Massive vulnerability

Heartbleed also showed that we are massively fallible to the complexity of modern systems. While this specifically impacted the world of IT, it’s a fundamental issue at the heart of all protection technologies. In that case larger appliances got fixed, but a lot of ‘things’, the routers, were just binned. But you can’t bin stuff that becomes part of your infrastructure, embedded deeply in everything you are doing, and that’s where the IoT is heading.

Little impact, so far

The impacts of those attacks affect us all differently. Traditionally, IT attacks have very little impact on our daily lives. They are down at the lower levels of Maslow’s hierarchy of needs. It’s food. It’s warmth. But it’s still liveable with, you can get away with it.

However the IoT has the ability to impact every level of needs throughout our lives – and to do that extremely rapidly. It’s far more costly, disruptive, and it can be practically immediate. So the food in your fridge, or the supermarket shutdown, disruption of the food chain, these things can be rapidly affected and denied to you, and they really matter.
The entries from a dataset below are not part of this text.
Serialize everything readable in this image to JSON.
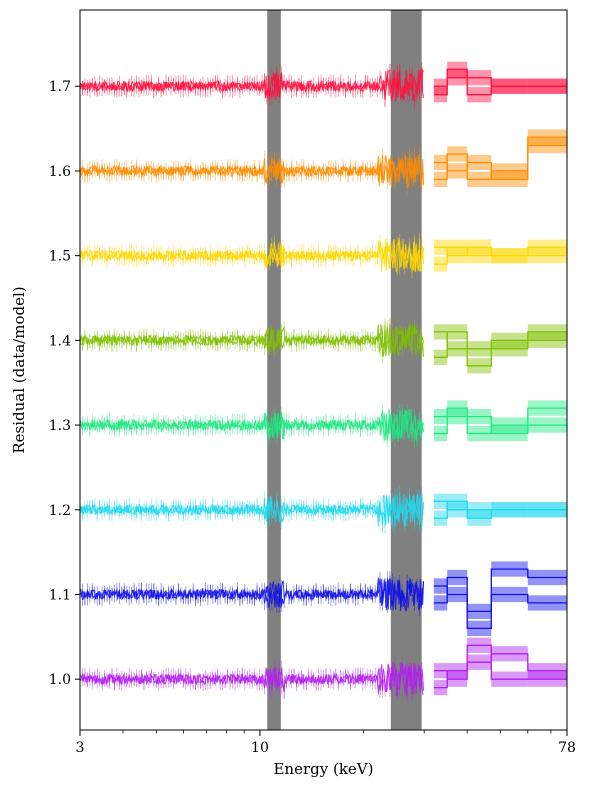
{
  "chart_data": {
    "type": "line",
    "title": "",
    "xlabel": "Energy (keV)",
    "ylabel": "Residual (data/model)",
    "xscale": "log",
    "xlim": [
      3,
      78
    ],
    "ylim": [
      0.94,
      1.79
    ],
    "xticks": [
      3,
      10,
      78
    ],
    "xtick_labels": [
      "3",
      "10",
      "78"
    ],
    "yticks": [
      1.0,
      1.1,
      1.2,
      1.3,
      1.4,
      1.5,
      1.6,
      1.7
    ],
    "ytick_labels": [
      "1.0",
      "1.1",
      "1.2",
      "1.3",
      "1.4",
      "1.5",
      "1.6",
      "1.7"
    ],
    "grid": false,
    "legend": "none",
    "shaded_bands": [
      {
        "x": [
          10.5,
          11.5
        ],
        "color": "#808080"
      },
      {
        "x": [
          24.0,
          29.5
        ],
        "color": "#808080"
      }
    ],
    "series": [
      {
        "offset": 1.7,
        "color": "#ff1040",
        "highE": [
          [
            32,
            1.7,
            1.69
          ],
          [
            35,
            1.72,
            1.71
          ],
          [
            40,
            1.69,
            1.71
          ],
          [
            47,
            1.7,
            1.7
          ],
          [
            60,
            1.7,
            1.7
          ]
        ]
      },
      {
        "offset": 1.6,
        "color": "#ff8c00",
        "highE": [
          [
            32,
            1.59,
            1.61
          ],
          [
            35,
            1.62,
            1.6
          ],
          [
            40,
            1.59,
            1.61
          ],
          [
            47,
            1.6,
            1.59
          ],
          [
            60,
            1.64,
            1.63
          ]
        ]
      },
      {
        "offset": 1.5,
        "color": "#ffd700",
        "highE": [
          [
            32,
            1.49,
            1.51
          ],
          [
            35,
            1.51,
            1.5
          ],
          [
            40,
            1.5,
            1.51
          ],
          [
            47,
            1.5,
            1.5
          ],
          [
            60,
            1.51,
            1.5
          ]
        ]
      },
      {
        "offset": 1.4,
        "color": "#80c000",
        "highE": [
          [
            32,
            1.38,
            1.41
          ],
          [
            35,
            1.41,
            1.39
          ],
          [
            40,
            1.37,
            1.39
          ],
          [
            47,
            1.4,
            1.39
          ],
          [
            60,
            1.41,
            1.4
          ]
        ]
      },
      {
        "offset": 1.3,
        "color": "#20e880",
        "highE": [
          [
            32,
            1.31,
            1.29
          ],
          [
            35,
            1.32,
            1.31
          ],
          [
            40,
            1.29,
            1.31
          ],
          [
            47,
            1.3,
            1.29
          ],
          [
            60,
            1.32,
            1.3
          ]
        ]
      },
      {
        "offset": 1.2,
        "color": "#20d8f0",
        "highE": [
          [
            32,
            1.19,
            1.21
          ],
          [
            35,
            1.21,
            1.2
          ],
          [
            40,
            1.19,
            1.2
          ],
          [
            47,
            1.2,
            1.2
          ],
          [
            60,
            1.2,
            1.2
          ]
        ]
      },
      {
        "offset": 1.1,
        "color": "#1010e8",
        "highE": [
          [
            32,
            1.09,
            1.11
          ],
          [
            35,
            1.12,
            1.1
          ],
          [
            40,
            1.06,
            1.08
          ],
          [
            47,
            1.13,
            1.1
          ],
          [
            60,
            1.12,
            1.09
          ]
        ]
      },
      {
        "offset": 1.0,
        "color": "#b020f0",
        "highE": [
          [
            32,
            0.99,
            1.01
          ],
          [
            35,
            1.01,
            1.0
          ],
          [
            40,
            1.02,
            1.04
          ],
          [
            47,
            1.03,
            1.0
          ],
          [
            60,
            1.01,
            1.0
          ]
        ]
      }
    ]
  }
}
With ‘9 meals’ being described widely as the length of the food supply chain, any disruption by a successful attack could leave us close to anarchy. And that is true for warmth and shelter, too.

Securing our IoT future

So the industry really requires some form of holistic approach. We need to extend beyond the essential encryptions of data at rest and in flight that people are realising are necessary. We need to make sure we have interoperability of identity, of authentication, and of authorisation. In taking that holistic approach we need to work with all stakeholders in the brave new world of IoT.

Source: Beecham Research Ltd
Source: Beecham
Research Ltd

We also need to really go deep though. We need to have a deep root of trust, and secure foundations built around that.

The long term lifecycle of IoT systems is also key. These things are going to go into place and stay there for 10 years.

As well as remote monitoring for anti-malware, we need to presume that all systems will suffer successful exploits as a result of prolonged and sophisticated attacks.

IoT security needs to be about low-cost architectures, right down from the secure nodes, avoiding the use of random microcontrollers which can’t protect themselves. We must work to embed a deep root of trust that can be relied upon out to the top levels of the cloud.

In truth all of these requirements are simply implementations or extensions of the best practices identified in the 20 Critical Security Controls by the Council on Cybersecurity, the global NGO tasked with leadership in the IT domain. However, as we all know, there is a massive gap between best practice and real implementation.

Reacting to exploits: The need for remediation

We have to assume in the future that devices will become compromised. They will fail to deny attacks. Although we do need to deny the attacks as strongly as possible, we also need to plan for failure. And we need to make sure we have methods for reset and remediation of those failures when attacks succeed, enabling us to regain control and then build our defences higher. These will be technology requirements for the next generation of silicon, for the next generation of devices.

So, we have to be able to reset the IoT devices, we have to regain control, and we have to remediate. That has real cost issues down at the silicon level. It means that you have to have very strong identification alongside very strong cryptography.

You then have to take an encrypted update package, you have to decrypt it on-the-fly. So you have to have enough memory to do that. You have to have all of the necessary cryptography capability. And then you have to have a multi stage boot with a very strong root of trust to instantiate that.

All of these things have a real cost impact on devices. But it is incredibly valuable from an IoT security perspective to have that, and allows a new set of services to be put in place.

We have to deal with these security issues in the Internet of Things. And we have to deal with them now, before it’s too late. Change is needed before many of these IoT systems are implemented and out in the field without the right levels of security.